En la visionaria El show de Truman (1988), el cineasta Peter Weir nos contaba la tragedia de un hombre (Jim Carrey) que lleva toda su vida viviendo en un reality show sin ser consciente de ello. Dos años después, se estrenó en España la primera edición de Gran Hermano y la televisión no volvió a ser nunca la misma. Ya pronosticó otro profeta, Andy Warhol, que en el futuro todos seríamos famosos por lo menos cinco minutos. Después de los realities, las redes sociales propiciaron que se diera un paso más allá y que millones de personas cuenten de manera constante sus vidas filmándose ellas mismas con el móvil. En el hoy vetusto siglo XX, solo las celebridades tenían casas de cristal, hoy cualquiera puede mostrar a quien quiera verlo todas sus intimidades e incluso forrarse con ello.
La paradoja de un mundo cada vez más conectado en el que seguimos teniendo noticias de un compañero de clase de hace veinte años gracias al Facebook con la progresiva soledad de la sociedad individualista contemporánea no es un tema nuevo. En su preciosa canción Nobody, la cantante estadounidense Mitski cantaba: “Dios mío, estoy tan sola/ Abro la ventana / Para escuchar el ruido de la gente/ No quiero tu compasión/ Solo a alguien cerca de mí”. En su magnífico vídeo, la artista se desdoblaba como metáfora de esa combinación entre soledad y narcisismo del mundo Instagram en el que nos fascinamos con nuestro propio reflejo. La canción no sale en Sweat, película polaca sobre el desgarro interior de una influencer, pero su letra describe paso a paso lo que vemos en pantalla.
Dirigida por el sueco Magnus von Horn (Después de esto), la protagonista es Sylwia (Magdalena Kolesnick), una influencer con seiscientos mil seguidores (el tamaño importa) que se ha hecho popular gracias a sus vídeos de fitness. Con una forma física perfecta, Sylwia no come jamás un dulce ni pierde la sonrisa. Estamos de lleno en el mundo de lo “positivo” porque también funciona como “mujer-marca” al ganarse la vida con sus patrocinadores. Para no decepcionarlos, lo que vemos es una cosa curiosa, a una mujer haciendo de sí misma que como la Mitski del vídeo se contempla aterrorizada porque no tiene más compañía que la suya propia. Decía Lacan que “el yo está siempre en el campo del otro”. En su caso, esto se lleva a su paroxismo.

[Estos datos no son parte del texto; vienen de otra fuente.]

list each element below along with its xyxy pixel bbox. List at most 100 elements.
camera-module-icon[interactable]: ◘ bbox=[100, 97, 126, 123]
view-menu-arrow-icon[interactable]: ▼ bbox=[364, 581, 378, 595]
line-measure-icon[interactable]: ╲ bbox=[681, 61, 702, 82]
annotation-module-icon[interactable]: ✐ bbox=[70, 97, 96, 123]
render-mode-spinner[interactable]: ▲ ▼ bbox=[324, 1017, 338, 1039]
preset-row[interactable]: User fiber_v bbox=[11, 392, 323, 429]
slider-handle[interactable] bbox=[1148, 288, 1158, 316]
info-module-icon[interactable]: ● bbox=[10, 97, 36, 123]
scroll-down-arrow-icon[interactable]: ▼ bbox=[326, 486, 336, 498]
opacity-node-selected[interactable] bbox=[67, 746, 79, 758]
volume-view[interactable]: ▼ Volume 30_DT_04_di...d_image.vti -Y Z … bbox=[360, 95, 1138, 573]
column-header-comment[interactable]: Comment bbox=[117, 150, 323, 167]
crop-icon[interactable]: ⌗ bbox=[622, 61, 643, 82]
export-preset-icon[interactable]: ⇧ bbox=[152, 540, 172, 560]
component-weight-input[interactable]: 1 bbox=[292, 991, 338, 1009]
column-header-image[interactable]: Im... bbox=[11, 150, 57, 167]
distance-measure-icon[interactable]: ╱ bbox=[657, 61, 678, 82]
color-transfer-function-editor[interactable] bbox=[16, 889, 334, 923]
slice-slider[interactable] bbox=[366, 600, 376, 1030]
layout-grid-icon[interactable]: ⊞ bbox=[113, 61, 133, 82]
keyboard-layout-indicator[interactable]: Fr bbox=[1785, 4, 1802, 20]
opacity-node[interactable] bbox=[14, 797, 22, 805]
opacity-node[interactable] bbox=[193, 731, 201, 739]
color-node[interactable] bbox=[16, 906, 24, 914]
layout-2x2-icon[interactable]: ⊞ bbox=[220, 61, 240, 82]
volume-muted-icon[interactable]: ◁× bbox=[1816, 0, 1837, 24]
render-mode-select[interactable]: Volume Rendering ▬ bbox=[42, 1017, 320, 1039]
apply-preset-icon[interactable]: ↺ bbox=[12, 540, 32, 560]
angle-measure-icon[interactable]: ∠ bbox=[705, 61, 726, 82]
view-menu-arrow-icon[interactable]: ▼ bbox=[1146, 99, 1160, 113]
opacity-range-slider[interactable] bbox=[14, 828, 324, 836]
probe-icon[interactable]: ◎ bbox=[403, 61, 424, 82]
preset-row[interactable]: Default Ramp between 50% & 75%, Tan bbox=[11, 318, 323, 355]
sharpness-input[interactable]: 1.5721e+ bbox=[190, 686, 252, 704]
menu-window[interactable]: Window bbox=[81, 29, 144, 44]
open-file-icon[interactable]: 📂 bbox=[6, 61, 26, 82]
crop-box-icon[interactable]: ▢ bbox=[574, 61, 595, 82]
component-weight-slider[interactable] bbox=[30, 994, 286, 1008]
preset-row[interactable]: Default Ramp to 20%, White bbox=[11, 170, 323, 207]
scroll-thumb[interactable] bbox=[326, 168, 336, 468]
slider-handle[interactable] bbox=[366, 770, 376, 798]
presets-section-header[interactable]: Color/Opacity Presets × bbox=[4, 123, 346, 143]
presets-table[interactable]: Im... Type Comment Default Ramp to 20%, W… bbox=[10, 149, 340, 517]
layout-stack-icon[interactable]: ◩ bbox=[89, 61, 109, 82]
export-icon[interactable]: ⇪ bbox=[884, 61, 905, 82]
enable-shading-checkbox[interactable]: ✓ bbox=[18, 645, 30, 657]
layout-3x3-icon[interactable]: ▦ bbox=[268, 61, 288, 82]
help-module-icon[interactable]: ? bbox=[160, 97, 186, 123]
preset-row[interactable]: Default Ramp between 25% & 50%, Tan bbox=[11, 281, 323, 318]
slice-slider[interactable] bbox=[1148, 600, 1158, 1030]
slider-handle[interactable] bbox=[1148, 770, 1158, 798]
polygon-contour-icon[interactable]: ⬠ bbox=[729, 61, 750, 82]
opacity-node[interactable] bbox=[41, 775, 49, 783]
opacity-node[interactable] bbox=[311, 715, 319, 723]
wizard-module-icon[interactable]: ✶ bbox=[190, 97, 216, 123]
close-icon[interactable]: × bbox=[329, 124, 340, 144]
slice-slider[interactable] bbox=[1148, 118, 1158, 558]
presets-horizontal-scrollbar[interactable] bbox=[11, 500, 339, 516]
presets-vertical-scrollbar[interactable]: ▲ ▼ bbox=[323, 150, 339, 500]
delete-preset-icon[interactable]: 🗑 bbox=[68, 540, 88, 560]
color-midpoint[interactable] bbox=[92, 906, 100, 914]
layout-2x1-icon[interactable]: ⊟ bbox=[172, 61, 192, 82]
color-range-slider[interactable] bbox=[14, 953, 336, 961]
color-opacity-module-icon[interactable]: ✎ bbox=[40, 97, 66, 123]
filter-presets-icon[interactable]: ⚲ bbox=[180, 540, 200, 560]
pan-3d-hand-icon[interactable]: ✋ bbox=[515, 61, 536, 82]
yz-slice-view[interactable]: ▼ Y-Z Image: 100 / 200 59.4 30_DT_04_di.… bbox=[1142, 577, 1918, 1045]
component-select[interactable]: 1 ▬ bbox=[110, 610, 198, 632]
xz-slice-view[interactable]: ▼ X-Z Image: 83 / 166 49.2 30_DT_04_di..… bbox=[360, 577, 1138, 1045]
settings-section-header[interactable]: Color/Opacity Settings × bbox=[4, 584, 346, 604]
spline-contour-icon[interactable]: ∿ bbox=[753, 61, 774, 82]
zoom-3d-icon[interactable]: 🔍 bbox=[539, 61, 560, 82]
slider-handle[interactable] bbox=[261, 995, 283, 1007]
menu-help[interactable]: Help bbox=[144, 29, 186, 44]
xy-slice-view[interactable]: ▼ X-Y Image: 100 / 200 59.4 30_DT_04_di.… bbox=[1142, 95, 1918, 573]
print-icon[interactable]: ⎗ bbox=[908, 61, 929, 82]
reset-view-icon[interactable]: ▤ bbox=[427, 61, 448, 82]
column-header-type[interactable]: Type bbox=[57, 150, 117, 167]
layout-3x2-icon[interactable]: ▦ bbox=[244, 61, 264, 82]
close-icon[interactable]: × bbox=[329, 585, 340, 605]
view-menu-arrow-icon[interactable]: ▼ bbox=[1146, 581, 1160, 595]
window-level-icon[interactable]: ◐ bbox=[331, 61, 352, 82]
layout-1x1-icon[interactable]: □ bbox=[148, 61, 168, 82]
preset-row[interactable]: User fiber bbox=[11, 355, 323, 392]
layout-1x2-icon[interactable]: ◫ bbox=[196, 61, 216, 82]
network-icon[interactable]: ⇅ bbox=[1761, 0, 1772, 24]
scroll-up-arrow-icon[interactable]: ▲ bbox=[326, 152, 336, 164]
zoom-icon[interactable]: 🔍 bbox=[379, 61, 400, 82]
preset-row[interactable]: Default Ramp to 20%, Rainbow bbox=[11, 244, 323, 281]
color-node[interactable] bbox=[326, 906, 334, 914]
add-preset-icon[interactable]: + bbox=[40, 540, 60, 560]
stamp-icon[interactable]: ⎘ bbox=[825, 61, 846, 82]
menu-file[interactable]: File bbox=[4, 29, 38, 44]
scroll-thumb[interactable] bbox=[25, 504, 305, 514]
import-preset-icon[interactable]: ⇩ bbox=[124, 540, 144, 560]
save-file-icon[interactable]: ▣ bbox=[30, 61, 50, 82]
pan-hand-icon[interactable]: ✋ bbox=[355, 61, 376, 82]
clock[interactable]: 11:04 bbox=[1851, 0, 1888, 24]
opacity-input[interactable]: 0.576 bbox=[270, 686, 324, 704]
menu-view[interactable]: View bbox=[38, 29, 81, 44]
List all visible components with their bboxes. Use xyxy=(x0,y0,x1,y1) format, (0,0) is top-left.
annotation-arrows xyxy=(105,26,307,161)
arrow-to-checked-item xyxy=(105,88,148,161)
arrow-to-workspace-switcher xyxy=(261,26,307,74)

Sylwia es un ser humano de carne y hueso y al mismo tiempo su propia creación y como sucede en la novela Niebla de Unamuno, su criatura de ficción se rebela. Desorientada por una crisis de identidad, el mayor acierto de esta película muy bien rodada a modo de thriller es la forma en que refleja esa esquizofrenia tan contemporánea de la protagonista. Frente al falso espejo del éxito, la figura de su acosador (“stalker” en el lenguaje universal de las redes) se acaba convirtiendo en su némesis pero también en su verdadero reflejo, el de la soledad desesperada y la necesidad de afecto. Juega fuerte Von Horn en una última escena tan brutal como cargada de humanidad en la que la desdichada estrella acaba encontrando una conexión verdaderamente humana a través de ese otro en un ser monstruoso cuyo patetismo le reconcilia consigo misma. Sweat es una buena película sobre esas redes sociales tan seductoras y adictivas como engañosas cuyas verdaderas consecuencias sobre la psique humana quizá podremos calibrar en su justa medida cuando los millones de adolescentes que viven enganchados perpetuamente a ellas desde niños maduren.